2. Babe Pratt = Erik Karlsson
Big. rangy. able to play offense as well as play defense expertly in his own zone. That scouting report fit Pratt in the 1930s and 1940s as well as it fits Karlsson today.
Pratt, whose NHL career lasted from 1935-36 through 1946-47, could rush the puck and generate offense, just as Karlsson does. Like Karlsson, the Babe had a flair for the dramatic. Starring first for the New York Rangers and then the Toronto Maple Leafs, Pratt learned his hockey under the legendary Lester Patrick in New York and then Hap Day in Toronto. He played on Stanley Cup winners with the Rangers (1940) and Maple Leafs (1945).

ErikKarlsson_SJS

Karlsson isn't a Cup winner yet, but he's displayed Pratt-like qualities as a puck-carrier, shot-maker and all-round defenseman. After nine seasons with the Ottawa Senators during which he won the Norris Trophy twice, Karlsson was traded to the San Jose Sharks on Sept. 13; the Sharks are hoping his arrival will be the missing piece for their first championship.

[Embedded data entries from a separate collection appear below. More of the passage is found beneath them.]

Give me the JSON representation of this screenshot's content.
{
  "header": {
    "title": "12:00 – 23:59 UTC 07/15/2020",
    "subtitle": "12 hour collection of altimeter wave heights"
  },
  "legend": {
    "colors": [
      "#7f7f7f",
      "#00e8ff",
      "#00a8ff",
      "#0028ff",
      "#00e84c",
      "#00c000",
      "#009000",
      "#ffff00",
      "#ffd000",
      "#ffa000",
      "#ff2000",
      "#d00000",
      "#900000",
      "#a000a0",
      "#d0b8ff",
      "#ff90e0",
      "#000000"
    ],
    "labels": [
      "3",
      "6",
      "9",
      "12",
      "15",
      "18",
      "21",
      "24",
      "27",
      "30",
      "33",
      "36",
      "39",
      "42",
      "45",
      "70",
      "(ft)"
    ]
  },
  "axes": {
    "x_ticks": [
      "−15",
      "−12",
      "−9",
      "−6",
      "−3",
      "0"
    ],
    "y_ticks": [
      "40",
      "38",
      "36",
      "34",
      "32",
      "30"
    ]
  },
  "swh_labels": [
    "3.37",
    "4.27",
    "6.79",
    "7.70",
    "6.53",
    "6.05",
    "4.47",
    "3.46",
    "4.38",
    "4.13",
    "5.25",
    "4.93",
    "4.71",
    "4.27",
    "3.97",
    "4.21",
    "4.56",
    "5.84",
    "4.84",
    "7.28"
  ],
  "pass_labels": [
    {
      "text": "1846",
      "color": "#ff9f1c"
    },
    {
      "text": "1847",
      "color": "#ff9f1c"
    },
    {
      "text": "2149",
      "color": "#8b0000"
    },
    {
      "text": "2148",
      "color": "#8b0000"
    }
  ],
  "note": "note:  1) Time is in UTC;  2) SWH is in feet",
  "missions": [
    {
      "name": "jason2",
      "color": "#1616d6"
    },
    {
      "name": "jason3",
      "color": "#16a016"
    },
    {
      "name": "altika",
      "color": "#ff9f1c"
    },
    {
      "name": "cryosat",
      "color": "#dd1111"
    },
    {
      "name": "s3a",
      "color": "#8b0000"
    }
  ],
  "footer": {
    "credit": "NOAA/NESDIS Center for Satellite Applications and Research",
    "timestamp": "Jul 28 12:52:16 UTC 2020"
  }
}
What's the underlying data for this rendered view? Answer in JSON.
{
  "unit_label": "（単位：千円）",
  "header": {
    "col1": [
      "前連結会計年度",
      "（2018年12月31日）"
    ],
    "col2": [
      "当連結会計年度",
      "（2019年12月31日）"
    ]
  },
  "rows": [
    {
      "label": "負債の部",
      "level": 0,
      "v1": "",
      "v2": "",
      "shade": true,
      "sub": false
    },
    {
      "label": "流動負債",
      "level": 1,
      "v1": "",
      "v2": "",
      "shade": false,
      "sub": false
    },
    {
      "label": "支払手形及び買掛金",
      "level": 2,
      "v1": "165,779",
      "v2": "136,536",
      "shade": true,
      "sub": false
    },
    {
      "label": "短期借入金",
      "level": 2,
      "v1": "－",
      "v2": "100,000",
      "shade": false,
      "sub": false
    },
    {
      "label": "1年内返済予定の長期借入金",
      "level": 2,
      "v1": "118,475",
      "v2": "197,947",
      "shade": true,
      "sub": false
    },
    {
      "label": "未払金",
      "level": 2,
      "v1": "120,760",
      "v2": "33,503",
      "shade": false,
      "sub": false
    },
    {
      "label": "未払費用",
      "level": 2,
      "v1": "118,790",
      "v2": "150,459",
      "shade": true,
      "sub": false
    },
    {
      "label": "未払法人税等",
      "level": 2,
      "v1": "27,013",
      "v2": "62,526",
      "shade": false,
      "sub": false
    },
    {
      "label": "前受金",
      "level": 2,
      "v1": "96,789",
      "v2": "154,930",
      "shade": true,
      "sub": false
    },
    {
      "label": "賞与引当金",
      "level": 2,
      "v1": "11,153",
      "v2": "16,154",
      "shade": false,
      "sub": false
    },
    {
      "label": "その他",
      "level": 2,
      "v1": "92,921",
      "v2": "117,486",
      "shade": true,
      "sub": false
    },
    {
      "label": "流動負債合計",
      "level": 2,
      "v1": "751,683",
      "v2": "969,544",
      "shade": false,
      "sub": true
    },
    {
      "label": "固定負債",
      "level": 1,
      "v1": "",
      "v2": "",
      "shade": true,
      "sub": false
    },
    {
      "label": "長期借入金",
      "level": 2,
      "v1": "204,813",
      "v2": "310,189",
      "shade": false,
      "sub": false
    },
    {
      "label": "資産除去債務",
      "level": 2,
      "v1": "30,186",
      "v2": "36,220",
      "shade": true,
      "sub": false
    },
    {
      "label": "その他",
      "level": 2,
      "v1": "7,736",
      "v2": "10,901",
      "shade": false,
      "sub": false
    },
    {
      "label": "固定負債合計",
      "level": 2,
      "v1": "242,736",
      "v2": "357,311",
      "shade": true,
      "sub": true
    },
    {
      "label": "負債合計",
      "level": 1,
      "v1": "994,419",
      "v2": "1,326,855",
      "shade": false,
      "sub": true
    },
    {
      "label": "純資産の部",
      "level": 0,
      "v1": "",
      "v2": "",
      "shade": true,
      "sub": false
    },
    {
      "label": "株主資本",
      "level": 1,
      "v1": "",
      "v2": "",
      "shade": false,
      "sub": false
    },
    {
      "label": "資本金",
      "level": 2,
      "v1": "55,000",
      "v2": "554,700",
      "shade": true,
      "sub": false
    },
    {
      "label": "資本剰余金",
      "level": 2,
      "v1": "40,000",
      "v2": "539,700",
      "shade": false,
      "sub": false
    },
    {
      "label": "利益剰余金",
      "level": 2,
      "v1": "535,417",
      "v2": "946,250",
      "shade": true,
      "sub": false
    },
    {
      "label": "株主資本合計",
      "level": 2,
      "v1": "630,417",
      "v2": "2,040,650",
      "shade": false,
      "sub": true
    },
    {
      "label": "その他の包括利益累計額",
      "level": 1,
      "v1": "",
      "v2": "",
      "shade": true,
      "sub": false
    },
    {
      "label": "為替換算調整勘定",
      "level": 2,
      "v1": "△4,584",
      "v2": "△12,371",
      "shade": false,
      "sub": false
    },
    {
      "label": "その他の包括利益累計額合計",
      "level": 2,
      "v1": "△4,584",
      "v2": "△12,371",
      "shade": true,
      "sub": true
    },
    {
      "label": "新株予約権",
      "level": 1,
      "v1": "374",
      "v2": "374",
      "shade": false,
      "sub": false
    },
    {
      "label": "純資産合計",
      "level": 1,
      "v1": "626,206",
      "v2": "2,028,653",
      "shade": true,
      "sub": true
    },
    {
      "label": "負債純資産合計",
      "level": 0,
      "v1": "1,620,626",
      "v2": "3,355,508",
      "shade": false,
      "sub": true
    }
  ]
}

3. Roy Worters = Marc-Andre Fleury
There was a time in the NHL's early days when small could be big when it came to goaltending. Worters was far and away the most able practitioner of that line of thinking.
Start with the fact that he was all of 5-foot-3 (his nickname was "Shrimp"), meaning that opponents had plenty of space to shoot at. Logic says Worters' lack of size should have made life easier for shooters. But it was not; in fact, it was never even close.
Worters compensated for his lack of size with a blend of speed and insight in a career that ran from 1925-37. He had a "book" on every NHL shooter and -- with radar accuracy -- could figure in advance how and where the shot would go.
Fleury (6-foot-2) is nearly a foot taller, but his reflexes and knowledge of shooters in 13 seasons with the Pittsburgh Penguins and two with the Vegas Golden Knights are a good match for the skills that made Worters a Hockey Hall of Famer.